The kindness of God has often been debated. Medieval thinkers sometimes framed the world as one that God wound up and set loose like a machine on auto pilot. Once programmed according to function, it went its merry way which often spelled disaster for human beings. They saw life as an unbending structure with no heart at its centre. They could find no kindness in the grand design.
But others see things differently. Deus ex machina (God in the machine) is a plot device used in theatre and film where a seemingly insoluble problem is abruptly resolved by a sudden stroke of good luck. It suggests that even though the universe seems to be big and impersonal, God is hidden at the centre, and sometimes tips his hand. Deus ex machina is a plot device that people instinctively relate to. It suggests that unexpected good fortune is something we already know about.
Today we were out for a walk and came across a perfectly formed bird’s nest. You don’t often get to see them up close. I expect the nest was raided and that was why we found it on the road. Eggs and hatchlings can be prey to larger birds like crows and magpies. Yes, nature can be dangerous, but there is more to the story. Knit into the heart of the nest is the trace of a grand design.
The tiny nest first of all is perfectly round - you could trace its circle with a compass. There is beauty and perfection in its form, and where the bird gains this skill I cannot explain. There is also the incredible uniformity of the nest - the same size that all the other mother birds create without instruction. The interior of the nest is a lot of work - the result of much gathering and the fruit of kindly intent. Somehow, the mother bird knows just how to nurture her young. If you were ever vexed by sweaters plucked at on the clothes line by birds, be comforted that you were donating toward the well-being of the next generation of birds. The soft lining is engineered to be a perfect bed. It’s an image of caring built into the way things work and birds do this instinctively.
This tiny image made an imprint on my day. There is a lot of randomness in nature, but buried beneath the design is kindness, even toward the smallest of God’s creatures.
Jesus said that “Look at the birds of the air, for they neither sow nor reap nor gather into barns; yet your heavenly Father feeds them. Matthew 6:26” He was talking about a loving intent behind all things that we lose sight of in the daily struggles which drag us down. We forget that we are also part of, and maybe the focus of God’s grand design, and the goodness built into it. “Are not five sparrows sold for two farthings, and not one of them is forgotten before God? But even the very hairs of your head are all numbered. Fear not therefore: ye are of more value than many sparrows.
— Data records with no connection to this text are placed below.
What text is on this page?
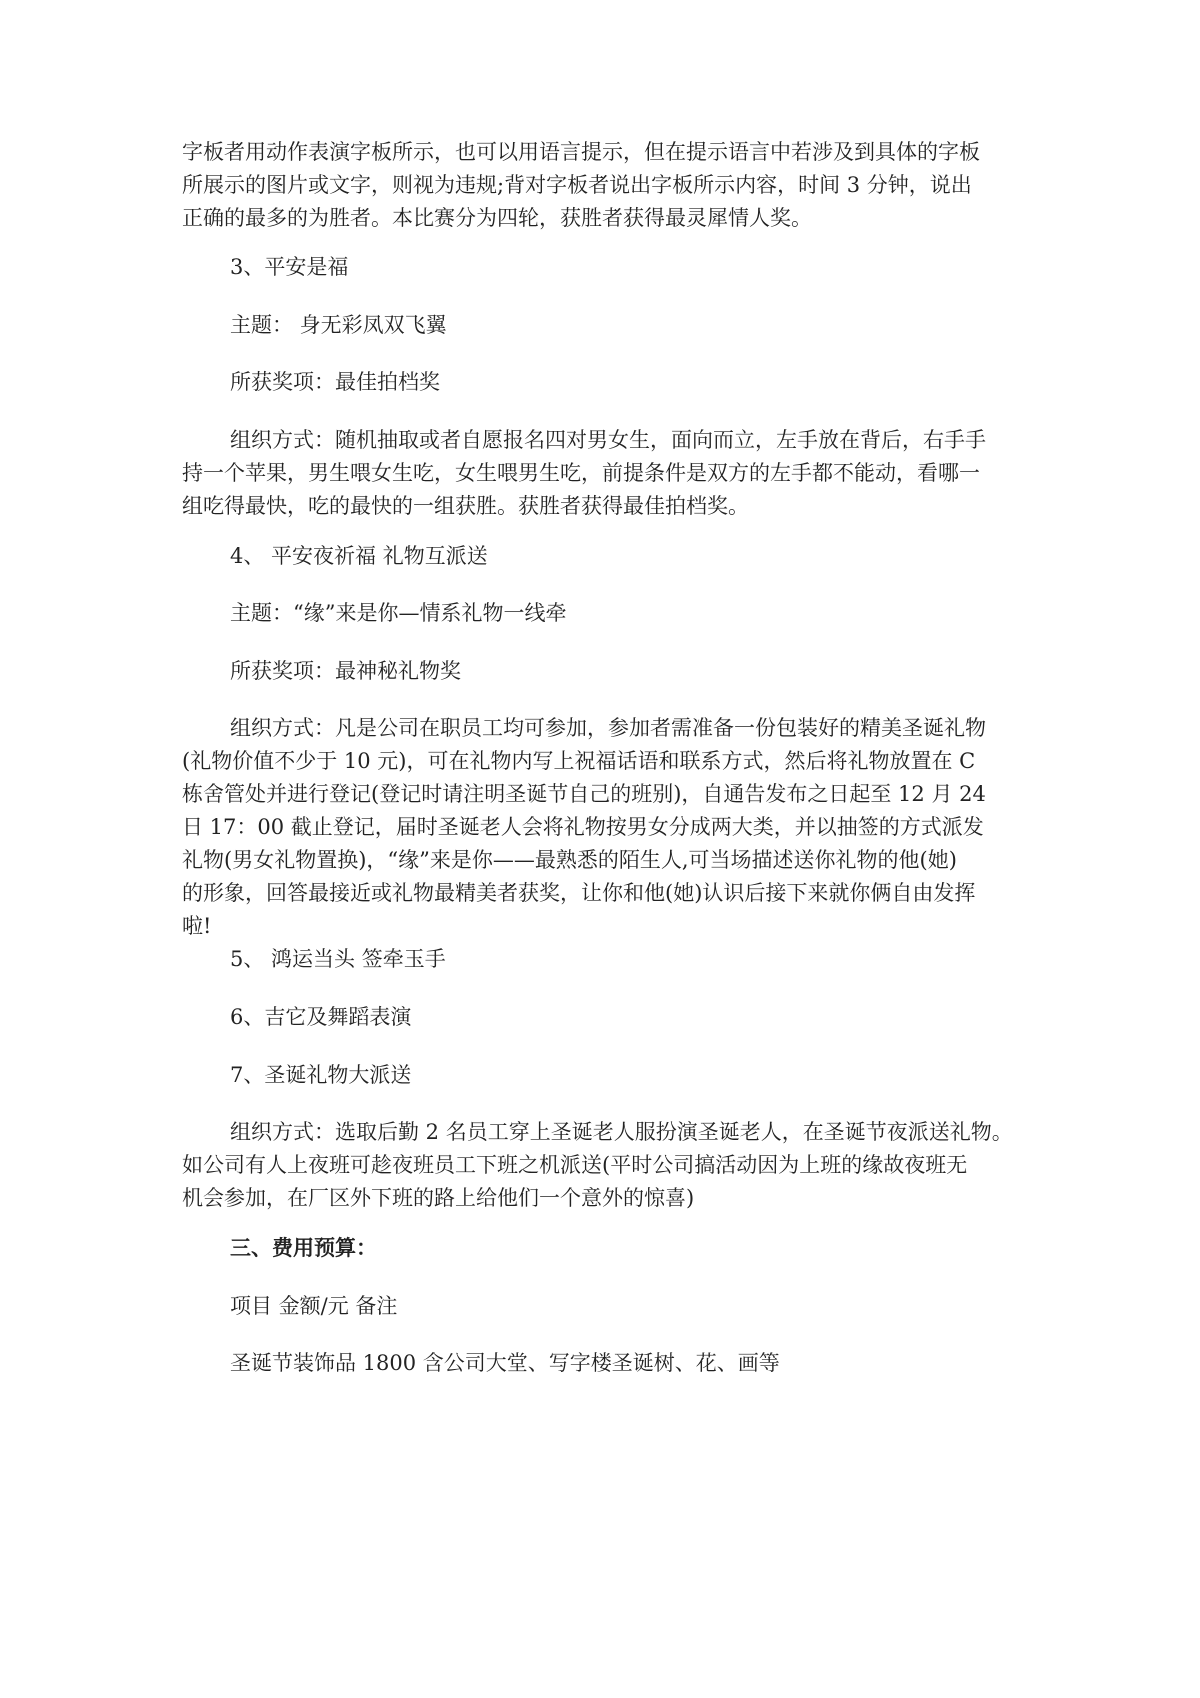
字板者用动作表演字板所示，也可以用语言提示，但在提示语言中若涉及到具体的字板
所展示的图片或文字，则视为违规;背对字板者说出字板所示内容，时间 3 分钟，说出
正确的最多的为胜者。本比赛分为四轮，获胜者获得最灵犀情人奖。

3、平安是福

主题： 身无彩凤双飞翼

所获奖项：最佳拍档奖

组织方式：随机抽取或者自愿报名四对男女生，面向而立，左手放在背后，右手手
持一个苹果，男生喂女生吃，女生喂男生吃，前提条件是双方的左手都不能动，看哪一
组吃得最快，吃的最快的一组获胜。获胜者获得最佳拍档奖。

4、 平安夜祈福 礼物互派送

主题：“缘”来是你—情系礼物一线牵

所获奖项：最神秘礼物奖

组织方式：凡是公司在职员工均可参加，参加者需准备一份包装好的精美圣诞礼物
(礼物价值不少于 10 元)，可在礼物内写上祝福话语和联系方式，然后将礼物放置在 C
栋舍管处并进行登记(登记时请注明圣诞节自己的班别)，自通告发布之日起至 12 月 24
日 17：00 截止登记，届时圣诞老人会将礼物按男女分成两大类，并以抽签的方式派发
礼物(男女礼物置换)，“缘”来是你——最熟悉的陌生人,可当场描述送你礼物的他(她)
的形象，回答最接近或礼物最精美者获奖，让你和他(她)认识后接下来就你俩自由发挥
啦!

5、 鸿运当头 签牵玉手

6、吉它及舞蹈表演

7、圣诞礼物大派送

组织方式：选取后勤 2 名员工穿上圣诞老人服扮演圣诞老人，在圣诞节夜派送礼物。
如公司有人上夜班可趁夜班员工下班之机派送(平时公司搞活动因为上班的缘故夜班无
机会参加，在厂区外下班的路上给他们一个意外的惊喜)

三、费用预算：

项目 金额/元 备注

圣诞节装饰品 1800 含公司大堂、写字楼圣诞树、花、画等
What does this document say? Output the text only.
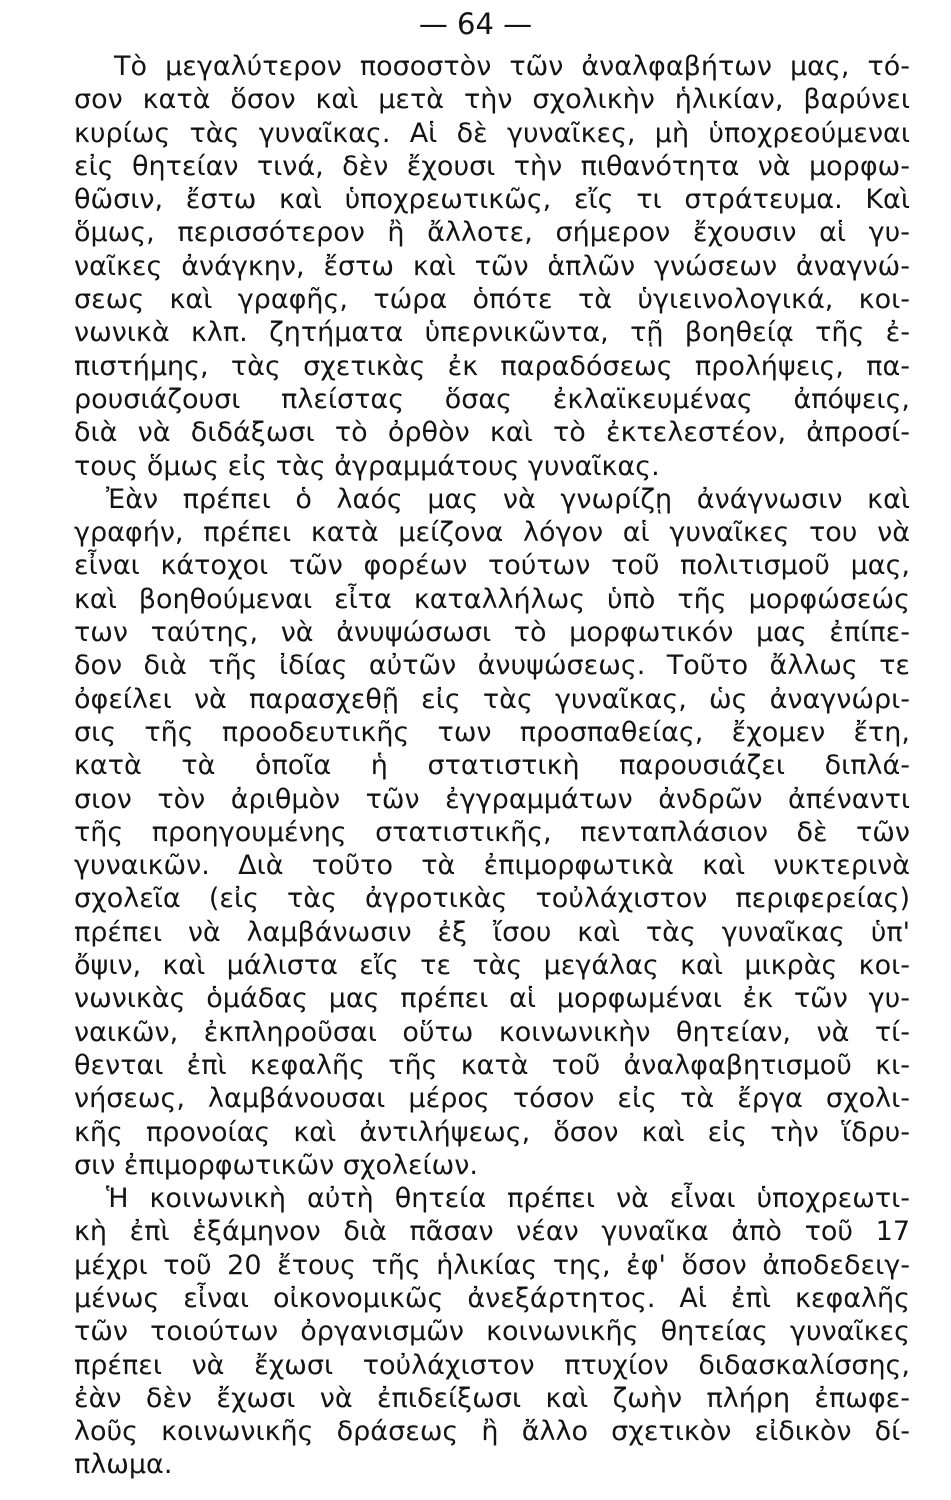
— 64 —
Τὸ μεγαλύτερον ποσοστὸν τῶν ἀναλφαβήτων μας, τό-
σον κατὰ ὅσον καὶ μετὰ τὴν σχολικὴν ἡλικίαν, βαρύνει
κυρίως τὰς γυναῖκας. Αἱ δὲ γυναῖκες, μὴ ὑποχρεούμεναι
εἰς θητείαν τινά, δὲν ἔχουσι τὴν πιθανότητα νὰ μορφω-
θῶσιν, ἔστω καὶ ὑποχρεωτικῶς, εἴς τι στράτευμα. Καὶ
ὅμως, περισσότερον ἢ ἄλλοτε, σήμερον ἔχουσιν αἱ γυ-
ναῖκες ἀνάγκην, ἔστω καὶ τῶν ἁπλῶν γνώσεων ἀναγνώ-
σεως καὶ γραφῆς, τώρα ὁπότε τὰ ὑγιεινολογικά, κοι-
νωνικὰ κλπ. ζητήματα ὑπερνικῶντα, τῇ βοηθείᾳ τῆς ἐ-
πιστήμης, τὰς σχετικὰς ἐκ παραδόσεως προλήψεις, πα-
ρουσιάζουσι πλείστας ὅσας ἐκλαϊκευμένας ἀπόψεις,
διὰ νὰ διδάξωσι τὸ ὀρθὸν καὶ τὸ ἐκτελεστέον, ἀπροσί-
τους ὅμως εἰς τὰς ἀγραμμάτους γυναῖκας.
Ἐὰν πρέπει ὁ λαός μας νὰ γνωρίζῃ ἀνάγνωσιν καὶ
γραφήν, πρέπει κατὰ μείζονα λόγον αἱ γυναῖκες του νὰ
εἶναι κάτοχοι τῶν φορέων τούτων τοῦ πολιτισμοῦ μας,
καὶ βοηθούμεναι εἶτα καταλλήλως ὑπὸ τῆς μορφώσεώς
των ταύτης, νὰ ἀνυψώσωσι τὸ μορφωτικόν μας ἐπίπε-
δον διὰ τῆς ἰδίας αὐτῶν ἀνυψώσεως. Τοῦτο ἄλλως τε
ὀφείλει νὰ παρασχεθῇ εἰς τὰς γυναῖκας, ὡς ἀναγνώρι-
σις τῆς προοδευτικῆς των προσπαθείας, ἔχομεν ἔτη,
κατὰ τὰ ὁποῖα ἡ στατιστικὴ παρουσιάζει διπλά-
σιον τὸν ἀριθμὸν τῶν ἐγγραμμάτων ἀνδρῶν ἀπέναντι
τῆς προηγουμένης στατιστικῆς, πενταπλάσιον δὲ τῶν
γυναικῶν. Διὰ τοῦτο τὰ ἐπιμορφωτικὰ καὶ νυκτερινὰ
σχολεῖα (εἰς τὰς ἀγροτικὰς τοὐλάχιστον περιφερείας)
πρέπει νὰ λαμβάνωσιν ἐξ ἴσου καὶ τὰς γυναῖκας ὑπ'
ὄψιν, καὶ μάλιστα εἴς τε τὰς μεγάλας καὶ μικρὰς κοι-
νωνικὰς ὁμάδας μας πρέπει αἱ μορφωμέναι ἐκ τῶν γυ-
ναικῶν, ἐκπληροῦσαι οὕτω κοινωνικὴν θητείαν, νὰ τί-
θενται ἐπὶ κεφαλῆς τῆς κατὰ τοῦ ἀναλφαβητισμοῦ κι-
νήσεως, λαμβάνουσαι μέρος τόσον εἰς τὰ ἔργα σχολι-
κῆς προνοίας καὶ ἀντιλήψεως, ὅσον καὶ εἰς τὴν ἵδρυ-
σιν ἐπιμορφωτικῶν σχολείων.
Ἡ κοινωνικὴ αὐτὴ θητεία πρέπει νὰ εἶναι ὑποχρεωτι-
κὴ ἐπὶ ἑξάμηνον διὰ πᾶσαν νέαν γυναῖκα ἀπὸ τοῦ 17
μέχρι τοῦ 20 ἔτους τῆς ἡλικίας της, ἐφ' ὅσον ἀποδεδειγ-
μένως εἶναι οἰκονομικῶς ἀνεξάρτητος. Αἱ ἐπὶ κεφαλῆς
τῶν τοιούτων ὀργανισμῶν κοινωνικῆς θητείας γυναῖκες
πρέπει νὰ ἔχωσι τοὐλάχιστον πτυχίον διδασκαλίσσης,
ἐὰν δὲν ἔχωσι νὰ ἐπιδείξωσι καὶ ζωὴν πλήρη ἐπωφε-
λοῦς κοινωνικῆς δράσεως ἢ ἄλλο σχετικὸν εἰδικὸν δί-
πλωμα.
Luke 12:6”
Jesus also commanded us, “Be ye therefore perfect, even as your Father which is in heaven is perfect. Matthew 5:48” I don’t think that was a bid for the impossible as much as a nod toward how things were intended to be, and how they are ultimately going to end up one day when God gets his way. Holy, is rooted in the same word as holistic. It means being integrated, and operating according to plan, to be restored and made whole. Looking at the flawless little bird’s nest, I think God is off to a headstart and for now, humanity will just have to trail behind.